Monday, November 2, 2020

A Decade Without Seattle

 Yesterday brought us to the the ten year mark after our cat Seattle's death.  I didn't write about on the 1st.  Too raw.  Today, I'll simply link my writing from that time.  It still rings true, bringing up memories grand and grim.

We still have Honor with us, thank God.  And her new "brother" Finnegan is above me in a cat tree as I write this.  So blessed.

Still such a great loss.

Wherever you are, Seattle, I love you.

2 November 2020

Wednesday, April 24, 2019

Ezri

My beloved cat Ezri came home with me twenty years ago today.  While she has been gone now for longer than she was with me, I miss her still.  Thoughts of her never fail to put a smile on my face.  She gives still to this day.

I love you, Ezri.


24 April 2019

Wednesday, March 14, 2018

Stephen Hawking

I was greeted this morning with the sad news of the death of physicist Stephen Hawking.  Like so very many around the world, I was a huge fan of Hawking, in awe of both his mind and his spirit.  I have long been interested in science -- completely as a layman -- and this interest lead me to read A Brief History of Time upon its publication.  While it is somewhat more common now, brilliant scientists explaining their work and concepts in language that the rest of can follow was all-too-rare then, so this was a welcome revelation.  His follow-up books were the same.  And as a dyed-in-the-wool geek, Hawking's appearances on Star Trek: The Next Generation, The Simpsons, and The Big Bang Theory have always brought a smile to my face!  I told my wife this morning that I very much hope that Sheldon Cooper is allowed to give the goodbye to his friend that they both deserve.

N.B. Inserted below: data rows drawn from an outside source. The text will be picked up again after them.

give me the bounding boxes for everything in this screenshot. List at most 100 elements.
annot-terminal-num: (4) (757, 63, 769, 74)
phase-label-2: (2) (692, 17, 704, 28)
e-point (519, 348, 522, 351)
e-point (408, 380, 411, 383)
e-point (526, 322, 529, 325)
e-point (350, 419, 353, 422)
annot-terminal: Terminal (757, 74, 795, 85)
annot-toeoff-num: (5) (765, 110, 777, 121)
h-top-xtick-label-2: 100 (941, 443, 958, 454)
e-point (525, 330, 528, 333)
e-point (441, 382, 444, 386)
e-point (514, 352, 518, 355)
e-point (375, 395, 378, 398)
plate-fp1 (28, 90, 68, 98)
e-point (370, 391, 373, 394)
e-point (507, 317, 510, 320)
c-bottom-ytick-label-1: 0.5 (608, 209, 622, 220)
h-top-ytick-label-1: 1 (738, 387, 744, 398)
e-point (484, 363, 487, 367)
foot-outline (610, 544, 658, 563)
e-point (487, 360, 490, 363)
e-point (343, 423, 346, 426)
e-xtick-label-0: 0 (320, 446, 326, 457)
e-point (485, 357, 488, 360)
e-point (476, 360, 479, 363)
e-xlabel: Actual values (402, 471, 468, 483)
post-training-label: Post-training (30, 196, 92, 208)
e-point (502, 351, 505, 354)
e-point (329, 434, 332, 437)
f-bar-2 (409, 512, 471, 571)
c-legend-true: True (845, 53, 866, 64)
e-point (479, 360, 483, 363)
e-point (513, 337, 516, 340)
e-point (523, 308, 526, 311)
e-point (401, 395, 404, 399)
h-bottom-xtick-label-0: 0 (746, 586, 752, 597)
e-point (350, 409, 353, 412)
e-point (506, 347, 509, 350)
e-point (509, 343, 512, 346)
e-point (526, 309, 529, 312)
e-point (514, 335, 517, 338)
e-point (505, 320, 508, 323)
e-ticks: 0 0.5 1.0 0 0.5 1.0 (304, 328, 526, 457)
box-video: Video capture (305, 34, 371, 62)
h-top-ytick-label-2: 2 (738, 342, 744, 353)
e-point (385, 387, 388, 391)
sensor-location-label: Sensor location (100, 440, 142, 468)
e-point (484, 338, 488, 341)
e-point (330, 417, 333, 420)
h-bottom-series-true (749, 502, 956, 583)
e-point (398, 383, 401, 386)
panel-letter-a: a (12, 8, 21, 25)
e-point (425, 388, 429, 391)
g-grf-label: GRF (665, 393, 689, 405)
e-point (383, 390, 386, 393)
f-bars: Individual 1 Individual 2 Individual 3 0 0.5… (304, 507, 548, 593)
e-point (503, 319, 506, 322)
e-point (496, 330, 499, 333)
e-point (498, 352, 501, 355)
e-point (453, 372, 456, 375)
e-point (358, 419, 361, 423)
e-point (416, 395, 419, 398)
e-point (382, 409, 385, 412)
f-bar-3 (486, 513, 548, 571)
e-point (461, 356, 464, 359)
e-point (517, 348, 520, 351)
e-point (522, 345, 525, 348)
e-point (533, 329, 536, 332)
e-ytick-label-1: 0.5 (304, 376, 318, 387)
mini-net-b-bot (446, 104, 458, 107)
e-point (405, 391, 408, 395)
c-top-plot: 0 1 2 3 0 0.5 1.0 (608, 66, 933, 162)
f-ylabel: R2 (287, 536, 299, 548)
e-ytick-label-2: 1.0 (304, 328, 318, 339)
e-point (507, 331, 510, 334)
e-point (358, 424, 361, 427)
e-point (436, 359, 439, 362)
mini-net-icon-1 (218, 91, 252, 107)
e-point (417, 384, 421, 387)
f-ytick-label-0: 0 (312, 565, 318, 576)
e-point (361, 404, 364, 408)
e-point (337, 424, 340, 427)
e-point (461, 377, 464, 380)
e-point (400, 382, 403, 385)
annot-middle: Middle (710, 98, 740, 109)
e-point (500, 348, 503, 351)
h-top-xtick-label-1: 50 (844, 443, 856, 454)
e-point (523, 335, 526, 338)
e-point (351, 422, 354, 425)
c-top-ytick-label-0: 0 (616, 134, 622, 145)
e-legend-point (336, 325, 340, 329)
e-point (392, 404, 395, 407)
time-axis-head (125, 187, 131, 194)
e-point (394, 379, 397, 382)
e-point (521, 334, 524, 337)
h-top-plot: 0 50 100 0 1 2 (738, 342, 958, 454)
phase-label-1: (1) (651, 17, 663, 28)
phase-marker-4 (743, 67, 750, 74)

Hawking was not perfect.  I didn't expect him to be.  I appreciated his amazing courage in facing ALS for so very long as much as his beautiful mind.  In reading several obituaries for him today, one passage from The Huffington Post's writing by Joe Satran and Ryan Grenoble really jumped out at me.

While studying at Cambridge, Hawking met Wilde, a fellow St. Albans native who was a student in modern languages at Westfield College in London at the time. Before the two started dating, Hawking collapsed while ice skating and couldn’t get up. His mother made him go to the doctor, who diagnosed him with ALS and estimated he had just over two years to live. 
Years later, during a symposium at Cambridge on his 70th birthday, Hawking reflected on how much he struggled to stay motivated after his diagnosis. Why work so hard for a Ph.D. when you could be dead in two years? 
“Remember to look up at the stars and not down at your feet,” he said. “Try to make sense of what you see and about what makes the universe exist. Be curious. And however difficult life may seem, there is always something you can do, and succeed at. It matters that you don’t just give up.”
Hawking didn't believe in an afterlife. I hope that he was wrong and that he can now soar among the stars forever. Regardless, he -- like us all -- was made of star stuff.

14 March 2018

Monday, February 26, 2018

Radiolab - The Gun Show

One of my favorite podcasts Radiolab rebroadcast an episode called The Gun Show this weekend.  It is the sad, sordid tale of the Second Amendment and the NRA.  It is very much worth a listen.